AFRICALEADNEWS – (Sénégal) À l’occasion de la Journée internationale des travailleurs, le Syndicat National des Travailleurs des Postes et Télécommunications (SNTPT) a brisé le silence. Dans un manifeste au ton particulièrement vif, le syndicat majoritaire dresse un bilan accablant de la gestion actuelle et appelle à une mobilisation générale face à une « gouvernance en décalage avec les enjeux réels ».
Par la Rédaction — Dakar, le 1er mai 2026
Le 1er mai est traditionnellement une journée de célébration. Mais à La Poste du Sénégal, l’heure est à la contestation. Pour le SNTPT, l’entreprise traverse une zone de turbulences inédite, marquée par des promesses non tenues et une détérioration continue du climat social.
Un espoir déçu : du « New Deal » à l’inertie
Il y a tout juste un an, l’idée d’un « New Deal Technologique » avait fait naître un espoir de relance. Pourtant, le syndicat constate aujourd’hui un « déficit d’initiative » total de la Direction générale. Même le Conseil interministériel du 1er septembre 2025, qui avait accouché de 15 mesures de redressement, semble être resté lettre morte.
« Cette inertie prolongée fragilise davantage une entreprise déjà éprouvée », déplore le manifeste, pointant une incapacité chronique à transformer les orientations politiques en actions opérationnelles.
Un déséquilibre financier alarmant
Le syndicat avance des chiffres qui font froid dans le dos. Selon les termes du manifeste, plus de 3,071 milliards de FCFA ont été engloutis dans des indemnités de départs négociés. Problème : dans le même temps, les recettes générées n’atteindraient même pas le milliard de francs CFA.

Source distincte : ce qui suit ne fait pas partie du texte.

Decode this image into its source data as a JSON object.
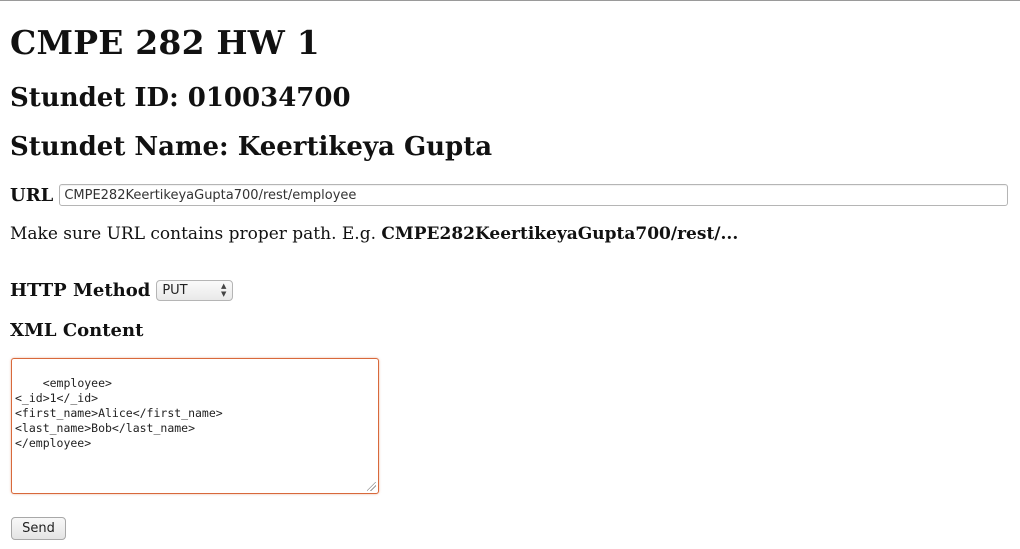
{
  "page": {
    "title": "CMPE 282 HW 1",
    "student_id": "Stundet ID: 010034700",
    "student_name": "Stundet Name: Keertikeya Gupta"
  },
  "url": {
    "label": "URL",
    "value": "CMPE282KeertikeyaGupta700/rest/employee"
  },
  "hint": {
    "text": "Make sure URL contains proper path. E.g. ",
    "example": "CMPE282KeertikeyaGupta700/rest/..."
  },
  "http_method": {
    "label": "HTTP Method",
    "selected": "PUT"
  },
  "xml": {
    "label": "XML Content",
    "content": "<employee>\n<_id>1</_id>\n<first_name>Alice</first_name>\n<last_name>Bob</last_name>\n</employee>",
    "focus_color": "#d8693b"
  },
  "send": {
    "label": "Send"
  }
}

Pour le SNTPT, cette gestion est dénuée de cohérence économique. Pire, elle s’accompagne d’une dette sociale dépassant le milliard de FCFA, privant les agents d’accès aux crédits bancaires et compromettant sérieusement leurs futures retraites.

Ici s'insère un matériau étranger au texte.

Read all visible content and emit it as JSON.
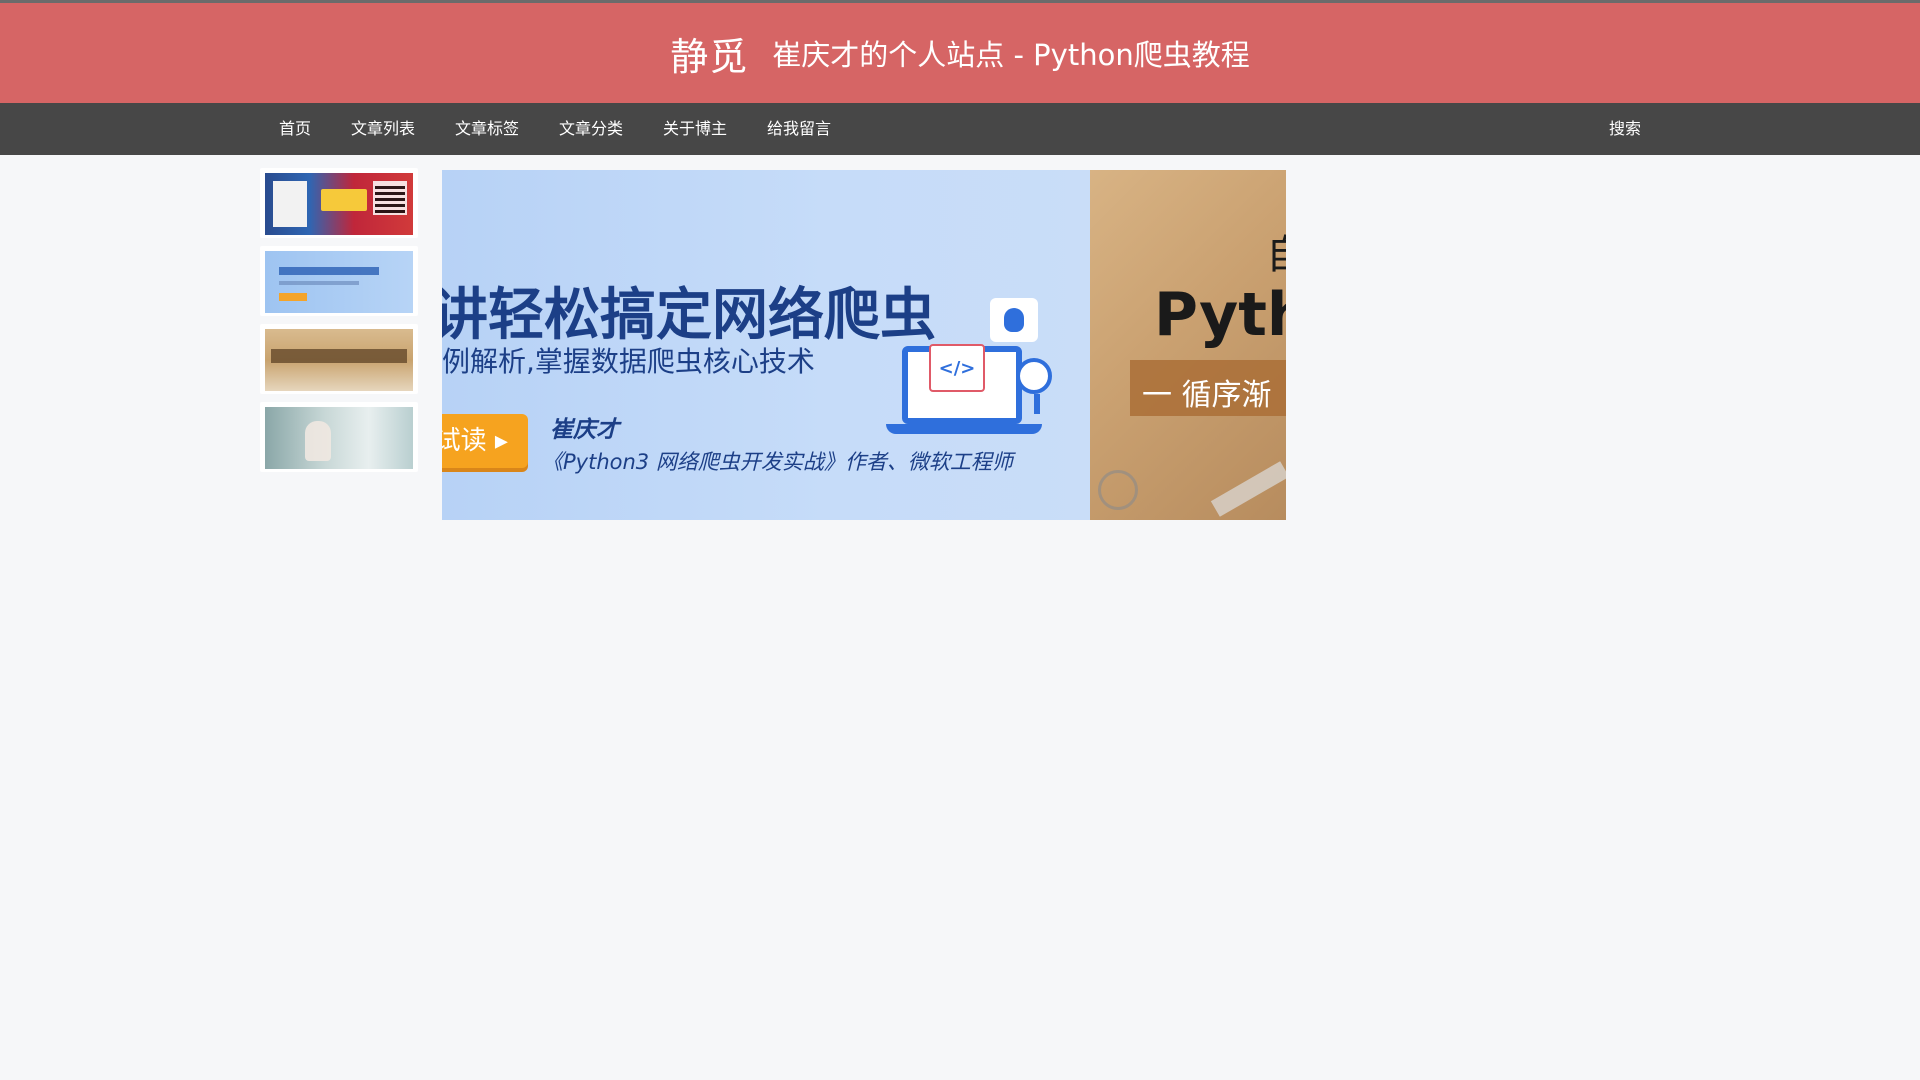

« Jub, Jubal, Jubanti » : Le slogan face à la réalité du terrain
Le syndicat ne mâche pas ses mots concernant le train de vie de la Direction. Le contraste est jugé saisissant :
Côté Direction : 50 millions de FCFA auraient été mobilisés pour la réfection du logement de fonction du Directeur général, sans couverture budgétaire.

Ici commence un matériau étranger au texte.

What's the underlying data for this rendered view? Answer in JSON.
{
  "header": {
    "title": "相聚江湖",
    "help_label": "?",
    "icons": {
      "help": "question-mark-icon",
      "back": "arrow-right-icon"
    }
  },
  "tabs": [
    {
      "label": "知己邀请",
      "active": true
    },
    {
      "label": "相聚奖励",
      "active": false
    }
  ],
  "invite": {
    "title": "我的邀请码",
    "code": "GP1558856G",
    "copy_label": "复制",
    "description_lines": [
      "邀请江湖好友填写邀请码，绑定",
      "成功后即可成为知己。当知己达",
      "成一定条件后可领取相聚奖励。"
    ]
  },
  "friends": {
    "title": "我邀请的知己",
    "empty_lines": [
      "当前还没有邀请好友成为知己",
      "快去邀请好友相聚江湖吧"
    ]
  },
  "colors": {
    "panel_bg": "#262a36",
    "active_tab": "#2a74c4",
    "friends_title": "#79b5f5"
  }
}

Côté Réseau : Les bureaux de Kaolack RP et Ziguinchor RP sont fermés faute de moyens, tandis que Dakar Fann, vitrine de l’entreprise, sombre dans un délabrement avancé.
Le manifeste dénonce également l’absence de visites de terrain du Directeur général, qu’il oppose à une multiplication de missions à l’étranger totalisant près de 30 jours au premier trimestre 2026.
Les exigences du SNTPT : Quatre points non négociables
Refusant toute forme de résignation, le syndicat exige des mesures d’urgence pour sauver l’outil de travail : Exécution des 15 mesures interministérielles : Une application intégrale et sans délai pour garantir la survie de La Poste. Apurement de la dette sociale : Le paiement immédiat des sommes dues pour restaurer la dignité des agents. Respect des accords et du droit : Notamment l’application des nouveaux taux de la prime de transport en vigueur depuis 2023. Dialogue social sincère : La reconnaissance pleine et entière du rôle du syndicat majoritaire.
La fin du temps de l’improvisation
Le SNTPT prévient : le temps des décisions unilatérales est terminé. En appelant à une conscience collective des postières et postiers, le manifeste se veut un dernier avertissement avant une possible escalade de la tension sociale.
À l’heure où le Sénégal mise sur la transformation numérique, La Poste, pilier historique, semble plus que jamais à la croisée des chemins. Le silence de la Direction générale face à ces accusations pèse désormais lourd sur l’avenir du secteur postal national.